James Woudhuysen

Lara Croft gets down to business

Is IBM right to believe that computer games can aid corporate education and inspire innovation?

Written by James Woudhuysen

It had to happen. IBM, still a venerable name in the computer industry, has taken yet another step to get down there with the kids. Not content with committing resources to Linux and the cause of bottom-up programming, it has entered the video game business.

Innov8 is a 3D game with which students can learn how to relate business strategy to IT. It’s a clunky name, and the graphics, as far as I can make them out from stills on IBM’s site, are pretty clunky too. The “complete cast” ­ six, actually ­ of Innov8 characters contains two male blue shirts (both open-necked) and also what appears to be a humanoid Martian with a quiff.

IBM is certainly committed to games and gaming. Already, its engineers collaborate with those at Second Life creators Linden Lab. The goal: to allow you to stay the same person and conduct secure transactions in whichever virtual world you choose to move to.

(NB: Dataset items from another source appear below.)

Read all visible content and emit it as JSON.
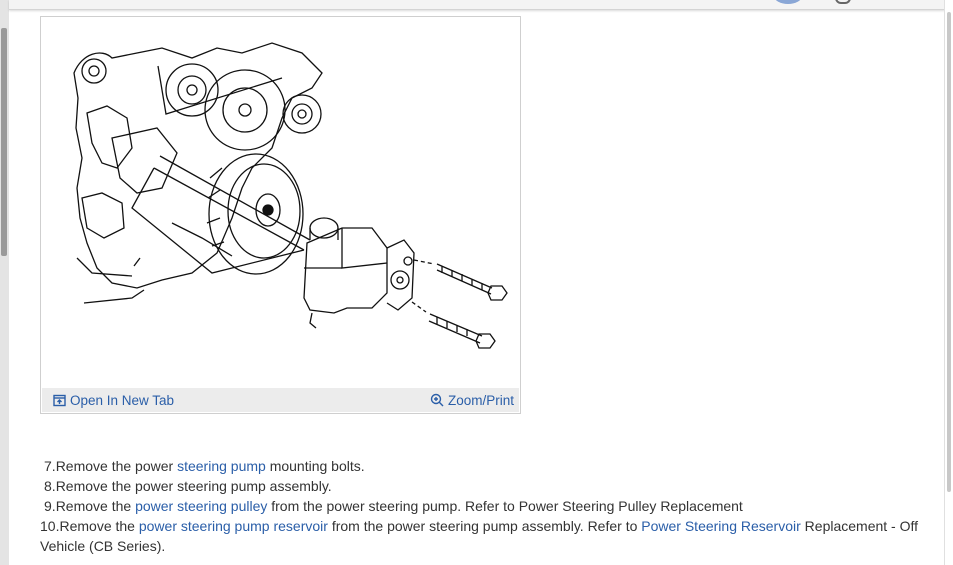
{
  "figure": {
    "open_label": "Open In New Tab",
    "zoom_label": "Zoom/Print"
  },
  "steps": [
    {
      "num": "7.",
      "parts": [
        {
          "t": "Remove the power "
        },
        {
          "t": "steering pump",
          "link": true
        },
        {
          "t": " mounting bolts."
        }
      ]
    },
    {
      "num": "8.",
      "parts": [
        {
          "t": "Remove the power steering pump assembly."
        }
      ]
    },
    {
      "num": "9.",
      "parts": [
        {
          "t": "Remove the "
        },
        {
          "t": "power steering pulley",
          "link": true
        },
        {
          "t": " from the power steering pump. Refer to Power Steering Pulley Replacement"
        }
      ]
    },
    {
      "num": "10.",
      "parts": [
        {
          "t": "Remove the "
        },
        {
          "t": "power steering pump reservoir",
          "link": true
        },
        {
          "t": " from the power steering pump assembly. Refer to "
        },
        {
          "t": "Power Steering Reservoir",
          "link": true
        },
        {
          "t": " Replacement - Off Vehicle (CB Series)."
        }
      ]
    }
  ],
  "colors": {
    "link": "#2a5ea8",
    "text": "#333333",
    "footer_bg": "#ececec"
  }
}
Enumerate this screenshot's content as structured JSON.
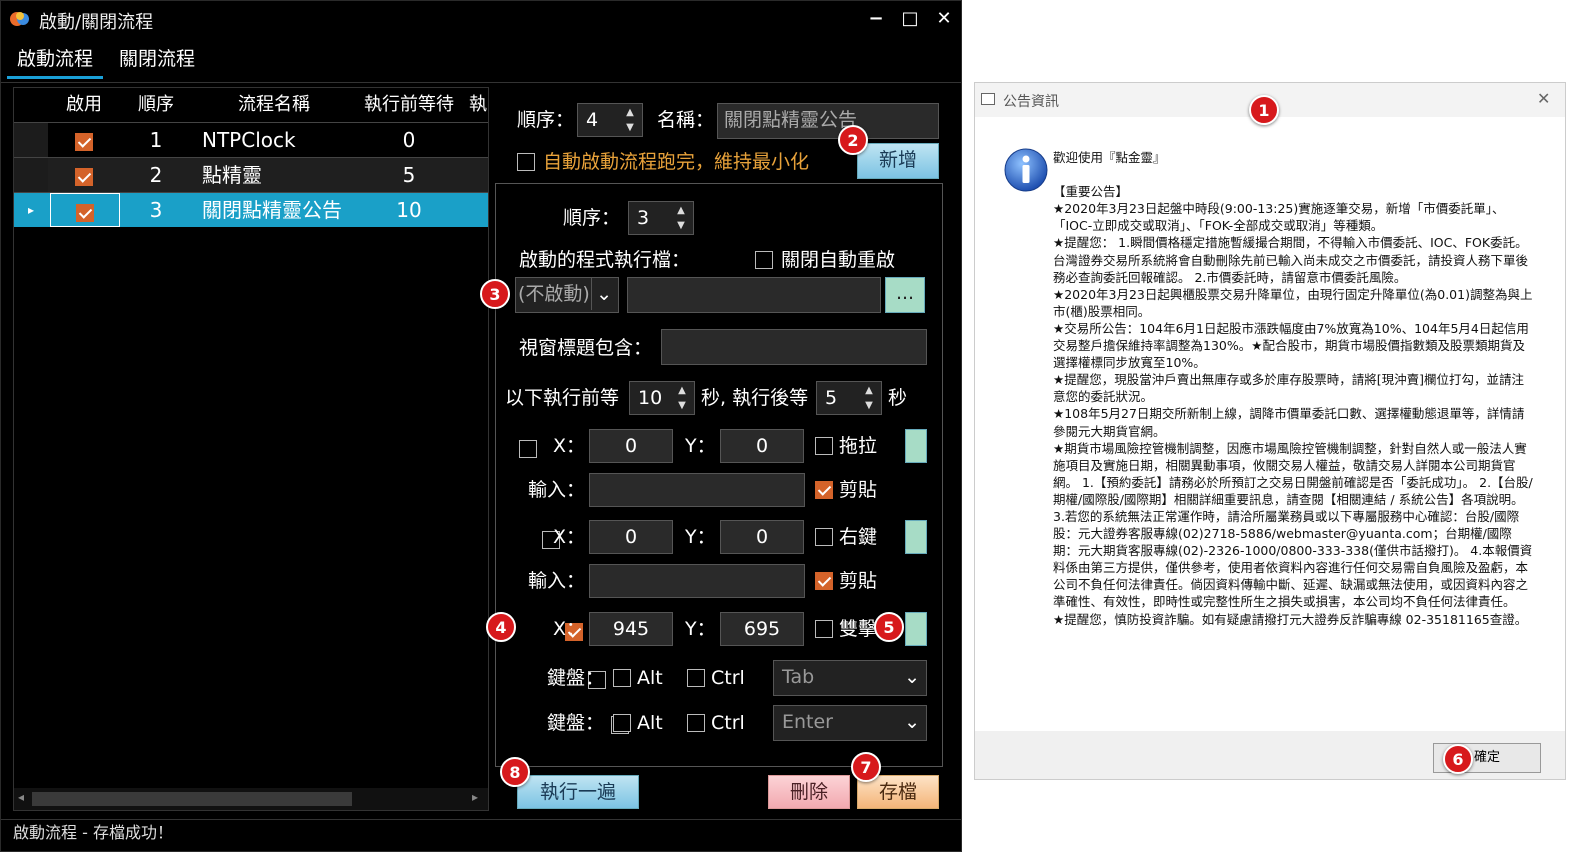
{
  "window": {
    "title": "啟動/關閉流程",
    "minimize": "−",
    "maximize": "□",
    "close": "✕"
  },
  "tabs": [
    {
      "label": "啟動流程"
    },
    {
      "label": "關閉流程"
    }
  ],
  "grid": {
    "headers": [
      "啟用",
      "順序",
      "流程名稱",
      "執行前等待",
      "執"
    ],
    "rows": [
      {
        "enabled": true,
        "order": "1",
        "name": "NTPClock",
        "wait": "0"
      },
      {
        "enabled": true,
        "order": "2",
        "name": "點精靈",
        "wait": "5"
      },
      {
        "enabled": true,
        "order": "3",
        "name": "關閉點精靈公告",
        "wait": "10",
        "selected": true
      }
    ],
    "scroll_left": "◂",
    "scroll_right": "▸",
    "row_pointer": "▸"
  },
  "top": {
    "order_label": "順序：",
    "order_value": "4",
    "name_label": "名稱：",
    "name_value": "關閉點精靈公告",
    "auto_label": "自動啟動流程跑完，維持最小化",
    "add_button": "新增"
  },
  "detail": {
    "order_label": "順序：",
    "order_value": "3",
    "exe_label": "啟動的程式執行檔：",
    "close_restart_label": "關閉自動重啟",
    "exe_combo": "(不啟動)",
    "browse": "...",
    "title_label": "視窗標題包含：",
    "wait_before_label": "以下執行前等",
    "wait_before_value": "10",
    "wait_after_label": "秒, 執行後等",
    "wait_after_value": "5",
    "sec_label": "秒",
    "x_label": "X：",
    "y_label": "Y：",
    "input_label": "輸入：",
    "row1": {
      "x": "0",
      "y": "0",
      "mode": "拖拉"
    },
    "paste1": "剪貼",
    "row2": {
      "x": "0",
      "y": "0",
      "mode": "右鍵"
    },
    "paste2": "剪貼",
    "row3": {
      "x": "945",
      "y": "695",
      "mode": "雙擊"
    },
    "kb_label": "鍵盤：",
    "alt": "Alt",
    "ctrl": "Ctrl",
    "key1": "Tab",
    "key2": "Enter"
  },
  "buttons": {
    "run_once": "執行一遍",
    "delete": "刪除",
    "save": "存檔"
  },
  "status": "啟動流程 - 存檔成功！",
  "dialog": {
    "title": "公告資訊",
    "close": "✕",
    "ok": "確定",
    "text": "歡迎使用『點金靈』\n\n【重要公告】\n★2020年3月23日起盤中時段(9:00-13:25)實施逐筆交易，新增「市價委託單」、「IOC-立即成交或取消」、「FOK-全部成交或取消」等種類。\n★提醒您： 1.瞬間價格穩定措施暫緩撮合期間，不得輸入市價委託、IOC、FOK委託。台灣證券交易所系統將會自動刪除先前已輸入尚未成交之市價委託，請投資人務下單後務必查詢委託回報確認。 2.市價委託時，請留意市價委託風險。\n★2020年3月23日起興櫃股票交易升降單位，由現行固定升降單位(為0.01)調整為與上市(櫃)股票相同。\n★交易所公告：104年6月1日起股市漲跌幅度由7%放寬為10%、104年5月4日起信用交易整戶擔保維持率調整為130%。★配合股市，期貨市場股價指數類及股票類期貨及選擇權標同步放寬至10%。\n★提醒您，現股當沖戶賣出無庫存或多於庫存股票時，請將[現沖賣]欄位打勾，並請注意您的委託狀況。\n★108年5月27日期交所新制上線，調降市價單委託口數、選擇權動態退單等，詳情請參閱元大期貨官網。\n★期貨市場風險控管機制調整，因應市場風險控管機制調整，針對自然人或一般法人實施項目及實施日期，相關異動事項，攸關交易人權益，敬請交易人詳閱本公司期貨官網。 1.【預約委託】請務必於所預訂之交易日開盤前確認是否「委託成功」。 2.【台股/期權/國際股/國際期】相關詳細重要訊息，請查閱【相關連結 / 系統公告】各項說明。 3.若您的系統無法正常運作時，請洽所屬業務員或以下專屬服務中心確認：台股/國際股：元大證券客服專線(02)2718-5886/webmaster@yuanta.com；台期權/國際期：元大期貨客服專線(02)-2326-1000/0800-333-338(僅供市話撥打)。 4.本報價資料係由第三方提供，僅供參考，使用者依資料內容進行任何交易需自負風險及盈虧，本公司不負任何法律責任。倘因資料傳輸中斷、延遲、缺漏或無法使用，或因資料內容之準確性、有效性，即時性或完整性所生之損失或損害，本公司均不負任何法律責任。\n★提醒您，慎防投資詐騙。如有疑慮請撥打元大證券反詐騙專線 02-35181165查證。"
  },
  "badges": [
    "1",
    "2",
    "3",
    "4",
    "5",
    "6",
    "7",
    "8"
  ],
  "colors": {
    "selection": "#1aa0c8",
    "checkbox": "#d4632a",
    "badge": "#d7191c",
    "orange_text": "#e8a23a"
  }
}
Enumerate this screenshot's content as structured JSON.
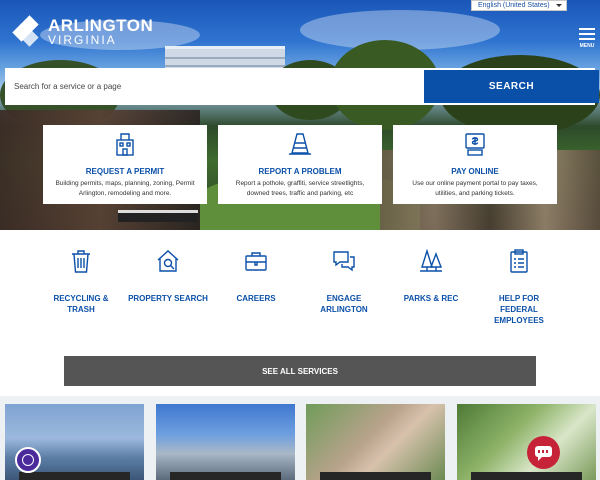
{
  "header": {
    "logo_name": "ARLINGTON",
    "logo_sub": "VIRGINIA",
    "language": "English (United States)",
    "menu_label": "MENU"
  },
  "search": {
    "placeholder": "Search for a service or a page",
    "button_label": "SEARCH"
  },
  "cards": [
    {
      "icon": "building-permit-icon",
      "title": "REQUEST A PERMIT",
      "desc": "Building permits, maps, planning, zoning, Permit Arlington, remodeling and more."
    },
    {
      "icon": "traffic-cone-icon",
      "title": "REPORT A PROBLEM",
      "desc": "Report a pothole, graffiti, service streetlights, downed trees, traffic and parking, etc"
    },
    {
      "icon": "payment-terminal-icon",
      "title": "PAY ONLINE",
      "desc": "Use our online payment portal to pay taxes, utilities, and parking tickets."
    }
  ],
  "services": [
    {
      "icon": "trash-can-icon",
      "label": "RECYCLING & TRASH"
    },
    {
      "icon": "house-search-icon",
      "label": "PROPERTY SEARCH"
    },
    {
      "icon": "briefcase-icon",
      "label": "CAREERS"
    },
    {
      "icon": "chat-bubbles-icon",
      "label": "ENGAGE ARLINGTON"
    },
    {
      "icon": "trees-icon",
      "label": "PARKS & REC"
    },
    {
      "icon": "clipboard-icon",
      "label": "HELP FOR FEDERAL EMPLOYEES"
    }
  ],
  "see_all_label": "SEE ALL SERVICES",
  "colors": {
    "brand_blue": "#0b50a8",
    "dark_button": "#555555",
    "chat_red": "#c62339",
    "accessibility_purple": "#4b2a9b"
  }
}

It’s a similar story of intent with Innov8. IBM’s Academic Initiative programme wants more than 2,000 of the world’s universities to sign up, for free, to that game.

IBM believes that the gap between management skills and the IT sort is one of the main barriers to the advent of service-oriented architecture (SOA). That’s why its SOA people have developed Innov8, a “state-of-the-art 3D business simulator that takes you through the entire lifecycle of discovery, collaboration, and optimisation of a company’s business processes”.

Nor is IBM alone in its efforts. As the company points out, some estimate that by 2012 more than 100 of Fortune magazine’s 500 largest global firms will be into gaming as a means of business education. At the Woodrow Wilson International Center for Scholars in Washington, David Rejeski, director of the deliciously titled Serious Games Initiative, maintains that we’re seeing the rise of a movement of thousands of gamers dedicated to applying games to fields as diverse as medical treatment and better government.

Should we celebrate all this? Well, if anyone is going to make virtual life imitate business, I’d rather it was IBM. Yet I wonder whether skills shortages really are a problem, and whether the ludic approach to the business use of IT really encourages in-depth understanding. Pay IT people more, and improve mainstream teaching, say I.

My other doubt concerns IBM. In Hawthorne, upstate New York, its labs do great stuff in speech-to-text engines. In Zurich, its labs perform experiments around the binary magnetic properties of individual iron atoms ­ an astonishing feat of miniaturisation.

These things will do more for the world than Lara Croft meets business process management.